My mom used to make these on Sunday mornings sometimes.  When I finally did the same, my kids were super pumped and begging for more!
Adapted from Sonja Huber's recipe in my Grandma Betty's church cookbook.
Makes about 15 small/regular or 6 large/jumbo.

2 eggs
1/2 teaspoon salt
1 cup flour
1 tablespoon melted butter
1 cup milk

Preheat the oven to 375F.  Grease a muffin tin well and preheat the tin in the oven for at least five minutes.

Mix all ingredients together using an electric mixer on high until smooth.  Fill your hot muffin tins half full.  Bake 40 minutes for small popovers and 45 minutes for large.  Remove from the oven and slash the side/center of each popover with a sharp knife to allow steam to escape.  Return to the oven and bake small popovers 10 minutes more and large popovers 15 minutes more.

Serve immediately and enjoy!

Sunday, June 15, 2014

Beef Sashimi Salad

I'm fairly certain that ninety percent of people from the US will be grossed out by this salad because, yes, it's made with raw beef.  Specifically, tenderloin (and there is no better word to describe it than "tender") that's seared for a mere 15 seconds on each side then chilled until it's firm enough to slice wafer thin.  

I modified this recipe from one in the Wagamama Restaurant's cookbook.  If you're open to it and looking for a meal that will make you feel like a million bucks, try this!  I loved it better than anything I've ever eaten in a sushi restaurant, and while tenderloin is pricey, the meal cost me about $20 to make.  Compared to the bill at a good sushi restaurant?  Definitely worth the minimal effort it took to make this myself!

The beef is incredibly tender and creamy (similar in texture to tuna sashimi), the flavors are striking yet simple and a portion of salad is quite filling though you can also eat a ton of it, which you may want to do...Especially if you take the time to make the dipping sauce!  Sorry I didn't think to photograph the sauce.  It's brown, thin, punchy, spicy and slightly sweet.  Delicious!

  Beef Sashimi Salad
Adapted from the amazing Wagamama Cookbook.
Serves 2 to 3.

6 ounce beef tenderloin
one quarter head of savoy cabbage
half an english cucumber
4 small sweet peppers
half a red onion
3 green onions
half a seeded diced green or red chili pepper
handful fresh chopped cilantro
2 inch piece of peeled ginger cut into matchsticks
Lime wedge

Sear beef in a hot non-stick skillet for 15 seconds on each side.  Run under ice cold water until cool.  Wrap in plastic wrap and chill in the freezer for about one hour.  Slice all vegetables thinly, toss everything but the beef, lime and salt together and place in a large shallow bowl (or a pie plate).  Set this in the fridge to stay cold.

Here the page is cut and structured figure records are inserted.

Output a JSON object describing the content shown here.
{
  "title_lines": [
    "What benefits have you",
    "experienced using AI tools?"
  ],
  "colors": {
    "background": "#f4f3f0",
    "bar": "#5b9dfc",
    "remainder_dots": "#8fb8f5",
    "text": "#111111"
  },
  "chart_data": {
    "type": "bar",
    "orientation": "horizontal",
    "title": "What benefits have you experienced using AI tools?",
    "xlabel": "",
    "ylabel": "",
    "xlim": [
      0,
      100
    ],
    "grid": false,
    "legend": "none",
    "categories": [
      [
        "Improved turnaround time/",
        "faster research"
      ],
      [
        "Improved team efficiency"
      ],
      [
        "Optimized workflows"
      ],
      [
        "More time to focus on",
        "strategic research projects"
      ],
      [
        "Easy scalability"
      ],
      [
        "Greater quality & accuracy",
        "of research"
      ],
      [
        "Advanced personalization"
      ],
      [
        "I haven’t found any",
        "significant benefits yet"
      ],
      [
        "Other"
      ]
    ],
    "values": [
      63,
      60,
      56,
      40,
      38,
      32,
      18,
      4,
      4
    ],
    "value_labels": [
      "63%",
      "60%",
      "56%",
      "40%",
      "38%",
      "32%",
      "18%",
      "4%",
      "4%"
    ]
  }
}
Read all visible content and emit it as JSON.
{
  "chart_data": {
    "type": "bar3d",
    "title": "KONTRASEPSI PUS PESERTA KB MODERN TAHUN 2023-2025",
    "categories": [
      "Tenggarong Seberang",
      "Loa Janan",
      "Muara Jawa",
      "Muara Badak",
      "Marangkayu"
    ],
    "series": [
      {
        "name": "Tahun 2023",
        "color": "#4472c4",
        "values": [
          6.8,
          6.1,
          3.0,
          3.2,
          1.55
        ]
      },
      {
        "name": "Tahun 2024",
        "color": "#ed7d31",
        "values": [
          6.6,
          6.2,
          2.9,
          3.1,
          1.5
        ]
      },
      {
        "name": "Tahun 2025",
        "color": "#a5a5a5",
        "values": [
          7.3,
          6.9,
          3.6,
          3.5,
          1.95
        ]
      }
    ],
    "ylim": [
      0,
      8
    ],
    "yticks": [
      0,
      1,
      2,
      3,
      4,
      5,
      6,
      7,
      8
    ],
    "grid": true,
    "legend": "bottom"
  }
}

Slice beef thinly once it has firmed up in the freezer. Spread sliced beef over the vegetables.  Squeeze lime over all and give it a pinch of course salt.  Eat with chopsticks.

If desired, dip your bites of salad into a mix of 1/4 cup tamari sauce, 1/4 cup malt vinegar, 1/2 tablespoon sugar, one teaspoon sesame oil, half a sliced thai chili and one small clove minced fresh garlic all of which has been heated just until the sugar dissolves.  If using the sauce, omit the lime and salt.